Randomised and quasi-randomised trials of IVIg compared with no treatment, placebo treatment, PE, or other immunomodulatory treatments in children and adults with GBS of all degrees of severity. We also included trials in which IVIg was added to another treatment.

Data collection and analysis

Two authors independently selected papers, extracted data and assessed quality. We collected data about adverse events from the included trials.

Main results

In this review, seven trials with a variable risk of bias compared IVIg with PE in 623 severely affected participants. In five trials with 536 participants for whom the outcome was available, the mean difference (MD) of change in a seven-grade disability scale after four weeks was not significantly different between the two treatments: MD of 0.02 of a grade more improvement in the intravenous immunoglobulin than the plasma exchange group; 95% confidence interval (CI) 0.25 to -0.20. There were also no statistically significant differences in the other measures considered. Three studies including a total of 75 children suggested that IVIg significantly hastens recovery compared with supportive care.

In one trial involving 249 participants comparing PE followed by IVIg with PE alone, the mean grade improvement was 0.2 (95% CI -0.14 to 0.54) more in the combined treatment group than in the PE alone group; not clinically significantly different, but not excluding the possibility of significant extra benefit. Another trial with 37 participants comparing immunoabsorption followed by IVIg with immunoabsorption alone did not reveal significant extra benefit from the combined treatment.
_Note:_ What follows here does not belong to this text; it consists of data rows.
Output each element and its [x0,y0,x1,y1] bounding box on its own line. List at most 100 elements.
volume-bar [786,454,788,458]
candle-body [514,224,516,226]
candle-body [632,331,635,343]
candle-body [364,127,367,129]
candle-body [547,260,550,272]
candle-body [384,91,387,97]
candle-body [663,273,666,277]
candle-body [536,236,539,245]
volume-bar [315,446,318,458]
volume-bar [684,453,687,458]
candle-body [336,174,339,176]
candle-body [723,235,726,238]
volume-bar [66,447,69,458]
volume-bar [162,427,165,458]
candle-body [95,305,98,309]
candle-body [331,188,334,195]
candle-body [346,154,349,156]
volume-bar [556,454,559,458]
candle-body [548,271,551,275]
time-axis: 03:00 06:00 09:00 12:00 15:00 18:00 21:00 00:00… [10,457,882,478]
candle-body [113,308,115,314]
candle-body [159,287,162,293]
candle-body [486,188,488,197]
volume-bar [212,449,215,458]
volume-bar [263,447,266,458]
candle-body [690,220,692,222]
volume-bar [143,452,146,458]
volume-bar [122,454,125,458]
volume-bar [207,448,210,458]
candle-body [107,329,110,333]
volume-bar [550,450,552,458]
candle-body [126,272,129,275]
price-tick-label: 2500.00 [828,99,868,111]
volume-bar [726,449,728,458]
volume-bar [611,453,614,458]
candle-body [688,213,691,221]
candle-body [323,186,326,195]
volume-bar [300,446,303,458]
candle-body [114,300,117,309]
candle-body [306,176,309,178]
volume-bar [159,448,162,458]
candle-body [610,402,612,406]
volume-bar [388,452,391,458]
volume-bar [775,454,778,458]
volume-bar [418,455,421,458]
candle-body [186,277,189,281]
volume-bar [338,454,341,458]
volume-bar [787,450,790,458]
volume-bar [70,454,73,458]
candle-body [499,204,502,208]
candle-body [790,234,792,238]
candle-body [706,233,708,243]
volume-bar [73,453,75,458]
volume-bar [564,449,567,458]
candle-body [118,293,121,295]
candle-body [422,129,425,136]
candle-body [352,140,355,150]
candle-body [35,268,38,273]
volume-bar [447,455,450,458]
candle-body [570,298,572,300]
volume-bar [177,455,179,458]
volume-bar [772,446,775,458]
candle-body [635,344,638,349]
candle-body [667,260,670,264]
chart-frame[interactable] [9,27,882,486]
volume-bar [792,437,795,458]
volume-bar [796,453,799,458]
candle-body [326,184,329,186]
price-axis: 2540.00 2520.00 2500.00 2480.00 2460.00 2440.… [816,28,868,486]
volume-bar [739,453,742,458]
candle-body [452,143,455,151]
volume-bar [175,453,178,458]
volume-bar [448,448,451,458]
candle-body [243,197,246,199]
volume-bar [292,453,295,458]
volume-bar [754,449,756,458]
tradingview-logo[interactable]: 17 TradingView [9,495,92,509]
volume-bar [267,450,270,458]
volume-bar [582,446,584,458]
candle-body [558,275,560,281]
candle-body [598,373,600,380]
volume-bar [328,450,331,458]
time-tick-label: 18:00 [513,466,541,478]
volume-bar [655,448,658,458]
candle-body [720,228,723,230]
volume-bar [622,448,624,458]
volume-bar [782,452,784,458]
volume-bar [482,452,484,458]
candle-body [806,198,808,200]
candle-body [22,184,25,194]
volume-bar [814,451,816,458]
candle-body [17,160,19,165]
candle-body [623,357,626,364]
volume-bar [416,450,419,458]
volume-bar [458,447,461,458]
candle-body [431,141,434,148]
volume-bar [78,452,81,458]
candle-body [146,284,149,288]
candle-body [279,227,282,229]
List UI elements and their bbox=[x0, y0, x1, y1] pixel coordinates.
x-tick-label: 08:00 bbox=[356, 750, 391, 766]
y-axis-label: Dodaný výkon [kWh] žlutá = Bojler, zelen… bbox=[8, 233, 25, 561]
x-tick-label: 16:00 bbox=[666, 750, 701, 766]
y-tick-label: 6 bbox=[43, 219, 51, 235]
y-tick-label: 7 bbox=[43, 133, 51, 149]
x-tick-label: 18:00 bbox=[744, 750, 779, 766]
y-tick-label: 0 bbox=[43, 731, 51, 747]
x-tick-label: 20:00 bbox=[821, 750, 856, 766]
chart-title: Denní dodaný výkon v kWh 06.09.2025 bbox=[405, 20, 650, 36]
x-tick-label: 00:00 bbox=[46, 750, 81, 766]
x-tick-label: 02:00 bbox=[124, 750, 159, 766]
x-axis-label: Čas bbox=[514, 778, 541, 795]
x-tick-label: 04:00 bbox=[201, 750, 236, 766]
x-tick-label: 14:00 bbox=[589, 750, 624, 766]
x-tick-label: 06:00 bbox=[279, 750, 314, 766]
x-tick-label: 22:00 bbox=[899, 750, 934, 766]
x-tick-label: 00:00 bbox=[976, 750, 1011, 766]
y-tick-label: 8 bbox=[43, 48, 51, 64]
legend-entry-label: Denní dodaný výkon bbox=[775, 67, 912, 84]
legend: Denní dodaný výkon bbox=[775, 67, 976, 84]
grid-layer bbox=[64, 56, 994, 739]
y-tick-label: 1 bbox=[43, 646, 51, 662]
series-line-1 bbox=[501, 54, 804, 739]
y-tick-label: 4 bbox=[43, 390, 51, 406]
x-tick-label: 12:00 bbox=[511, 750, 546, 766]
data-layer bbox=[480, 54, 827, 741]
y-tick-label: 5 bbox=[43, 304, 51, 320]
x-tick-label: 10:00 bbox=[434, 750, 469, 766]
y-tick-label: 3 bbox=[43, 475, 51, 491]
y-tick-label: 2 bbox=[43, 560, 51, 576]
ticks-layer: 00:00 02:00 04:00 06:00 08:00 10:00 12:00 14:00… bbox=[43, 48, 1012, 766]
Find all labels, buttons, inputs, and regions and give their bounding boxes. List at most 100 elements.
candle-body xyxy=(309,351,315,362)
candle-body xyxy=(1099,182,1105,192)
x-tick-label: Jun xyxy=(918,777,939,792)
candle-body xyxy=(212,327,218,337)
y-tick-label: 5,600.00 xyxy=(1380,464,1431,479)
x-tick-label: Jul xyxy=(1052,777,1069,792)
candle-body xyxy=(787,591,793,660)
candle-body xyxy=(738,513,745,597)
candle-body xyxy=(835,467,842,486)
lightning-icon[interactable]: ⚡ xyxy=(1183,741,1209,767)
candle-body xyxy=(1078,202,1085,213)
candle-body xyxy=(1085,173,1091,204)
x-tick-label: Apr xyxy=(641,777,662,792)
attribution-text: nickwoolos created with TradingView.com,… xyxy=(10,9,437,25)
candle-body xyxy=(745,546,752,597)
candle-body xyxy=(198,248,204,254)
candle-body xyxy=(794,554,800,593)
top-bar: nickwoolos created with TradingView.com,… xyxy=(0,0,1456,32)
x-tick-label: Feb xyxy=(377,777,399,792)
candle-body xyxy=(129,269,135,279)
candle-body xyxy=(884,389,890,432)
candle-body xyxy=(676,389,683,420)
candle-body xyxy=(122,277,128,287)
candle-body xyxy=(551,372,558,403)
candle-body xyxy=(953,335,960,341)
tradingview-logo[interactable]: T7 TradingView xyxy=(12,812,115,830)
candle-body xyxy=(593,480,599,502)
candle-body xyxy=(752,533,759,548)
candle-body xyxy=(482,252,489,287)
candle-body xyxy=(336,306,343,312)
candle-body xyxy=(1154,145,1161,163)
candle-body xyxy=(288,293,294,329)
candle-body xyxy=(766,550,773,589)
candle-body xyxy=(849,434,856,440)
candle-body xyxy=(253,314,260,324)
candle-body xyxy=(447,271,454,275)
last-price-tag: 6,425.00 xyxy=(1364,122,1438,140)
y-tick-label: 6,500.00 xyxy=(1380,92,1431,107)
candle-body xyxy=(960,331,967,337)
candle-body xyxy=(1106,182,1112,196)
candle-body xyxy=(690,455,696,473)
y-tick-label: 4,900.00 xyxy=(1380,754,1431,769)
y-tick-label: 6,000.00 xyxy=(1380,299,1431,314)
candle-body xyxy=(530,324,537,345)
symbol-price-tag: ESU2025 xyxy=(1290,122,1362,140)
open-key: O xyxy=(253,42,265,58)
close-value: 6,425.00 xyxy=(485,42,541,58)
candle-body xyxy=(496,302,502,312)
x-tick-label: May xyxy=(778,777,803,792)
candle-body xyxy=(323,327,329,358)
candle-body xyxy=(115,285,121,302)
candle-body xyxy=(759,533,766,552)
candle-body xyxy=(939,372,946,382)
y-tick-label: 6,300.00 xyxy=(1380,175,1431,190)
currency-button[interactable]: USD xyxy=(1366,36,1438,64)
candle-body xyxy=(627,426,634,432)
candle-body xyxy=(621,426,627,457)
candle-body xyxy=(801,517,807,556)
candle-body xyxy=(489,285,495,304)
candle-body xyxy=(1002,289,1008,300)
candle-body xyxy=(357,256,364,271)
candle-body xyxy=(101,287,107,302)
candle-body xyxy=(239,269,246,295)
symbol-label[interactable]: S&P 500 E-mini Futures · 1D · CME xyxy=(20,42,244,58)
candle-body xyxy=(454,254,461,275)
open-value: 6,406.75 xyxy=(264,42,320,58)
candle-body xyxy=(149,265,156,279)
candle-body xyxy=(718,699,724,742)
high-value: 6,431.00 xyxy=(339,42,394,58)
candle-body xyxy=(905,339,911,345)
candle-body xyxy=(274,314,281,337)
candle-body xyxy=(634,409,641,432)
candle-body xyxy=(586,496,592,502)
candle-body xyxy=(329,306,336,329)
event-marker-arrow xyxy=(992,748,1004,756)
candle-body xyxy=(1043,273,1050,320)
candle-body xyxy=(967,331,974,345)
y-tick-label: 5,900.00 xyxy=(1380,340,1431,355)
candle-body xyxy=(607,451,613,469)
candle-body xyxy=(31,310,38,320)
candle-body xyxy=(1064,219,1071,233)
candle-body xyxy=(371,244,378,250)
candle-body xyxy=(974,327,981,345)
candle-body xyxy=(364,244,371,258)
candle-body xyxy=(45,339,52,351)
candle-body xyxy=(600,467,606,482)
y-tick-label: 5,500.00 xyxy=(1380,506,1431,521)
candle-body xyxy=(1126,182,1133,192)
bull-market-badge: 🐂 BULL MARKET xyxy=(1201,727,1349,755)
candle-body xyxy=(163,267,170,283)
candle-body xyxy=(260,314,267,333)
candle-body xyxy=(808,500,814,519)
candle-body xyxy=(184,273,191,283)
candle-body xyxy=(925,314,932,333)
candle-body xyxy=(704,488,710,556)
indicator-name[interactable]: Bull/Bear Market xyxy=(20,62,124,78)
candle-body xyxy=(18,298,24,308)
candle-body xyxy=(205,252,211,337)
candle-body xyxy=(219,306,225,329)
Adverse events were not significantly more frequent with either treatment, but IVIg is significantly much more likely to be completed than PE.

Small trials in children showed a trend towards more improvement with high-dose compared with low-dose IVIg, and no significant difference when the standard dose was given over two days rather than five days.

Authors' conclusions

A previous Cochrane review has shown that PE hastens recovery compared with supportive treatment alone. There are no adequate comparisons of IVIg with placebo in adults, but this review provides moderate quality evidence that, in severe disease, IVIg started within two weeks from onset hastens recovery as much as PE. Adverse events were not significantly more frequent with either treatment but IVIg is significantly much more likely to be completed than PE. Also, according to moderate quality evidence, giving IVIg after PE did not confer significant extra benefit. In children, according to low quality evidence, IVIg probably hastens recovery compared with supportive care alone. More research is needed in mild disease and in patients whose treatment starts more than two weeks after onset. Dose-ranging studies are also needed.

Plain language summary

Intravenous immunoglobulin for Guillain-Barré syndrome

Guillain-Barré syndrome (GBS) is an uncommon disease of the peripheral nerves. It causes weakness, numbness and breathing difficulty. Another Cochrane review has shown that plasma exchange (PE) (taking blood from one vein, separating the plasma from the blood cells and then returning the blood cells with a plasma substitute into another vein) is more effective than supportive care alone. We found seven trials that compared intravenous immunoglobulin (IVIg) (antibodies that have been purified from donated blood) with PE in 623 severely affected participants. In adults, moderate quality evidence shows that receiving IVIg speeds recovery from severe GBS as much as PE. IVIg is slightly safer and much easier to give than PE. According to moderate quality evidence from one trial with 249 participants, IVIg added to PE is not significantly more effective than either alone. Low quality evidence suggests that IVIg is also beneficial in children. More research is needed to determine the best dose in adults and children.